Nuestra periodista lucha contra el insomnio que provoca el aislamiento y sus tiempos erráticos. Sueña con otros paisajes

Crónicas urbanas sobre el coronavirus: una noche de insomnio que nos lleva lejos
Crónicas urbanas sobre el coronavirus: una noche de insomnio que nos lleva lejos

Mendoza, 11 de abril. Día 23 de aislamiento D.V.

Hoy me desperté a las 9. Como si nada. Me levanté, practiqué las rutinas cotidianas: yoga, desayuno, ratito al sol que todavía nos regala este otoño que no es lo mismo en Mendoza.

Y es extraño que me haya despertado con el cuerpo y la mente listas para afrontar varias horas de agitación porque anoche me desvelé.

Me habré dormido tipo 5 de la mañana. O sea que, si las cuentas no me fallan, no dormí más de 4 horas.
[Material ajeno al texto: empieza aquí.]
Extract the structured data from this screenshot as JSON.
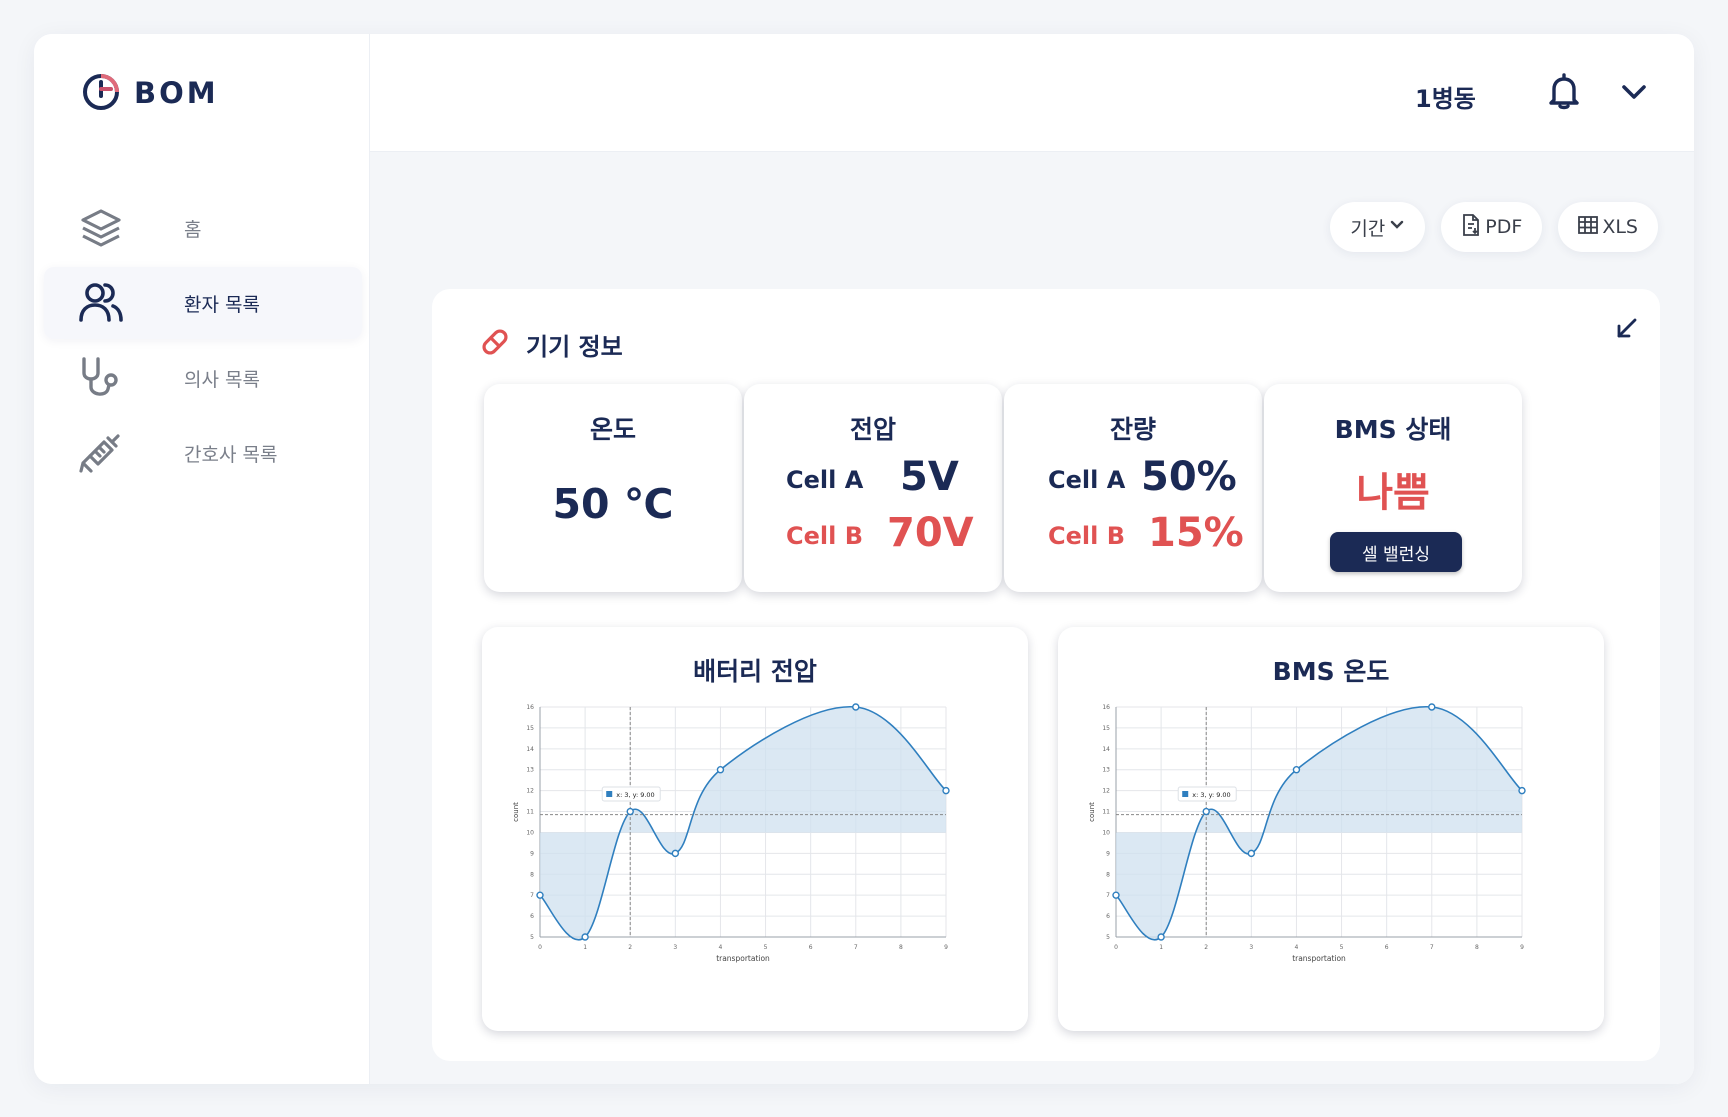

La noche anterior me pasó lo mismo: idéntico.

Todos los días de este encierro se parecen, sean cuales sean las condiciones.

Mi teoría sobre este insomnio tiene varias líneas de exploración.

Una: aunque hago mucho ejercicio en el encierro el cuerpo se da cuenta de que lo estoy engañando y no se cansa ni un poco.

Dos: la cantidad de horas que paso frente a la computadora trabajando, más los ratos de visionado de películas y series para recomendar -más trabajo, pero a mí me encanta-, más los libros que leo, más la música que escucho, más el teléfono que se ha vuelto apéndice indispensable del cuerpo para conectarme con el mundo -afectos, colegas, reuniones, pedidos, ofrecimientos-, más el montón de chucherías digitales que hay que armar para mantener activas las redes sociales laborales… Todo esto mezclado, junto, en paralelo, entrelazándose; estoy sobreexcitada.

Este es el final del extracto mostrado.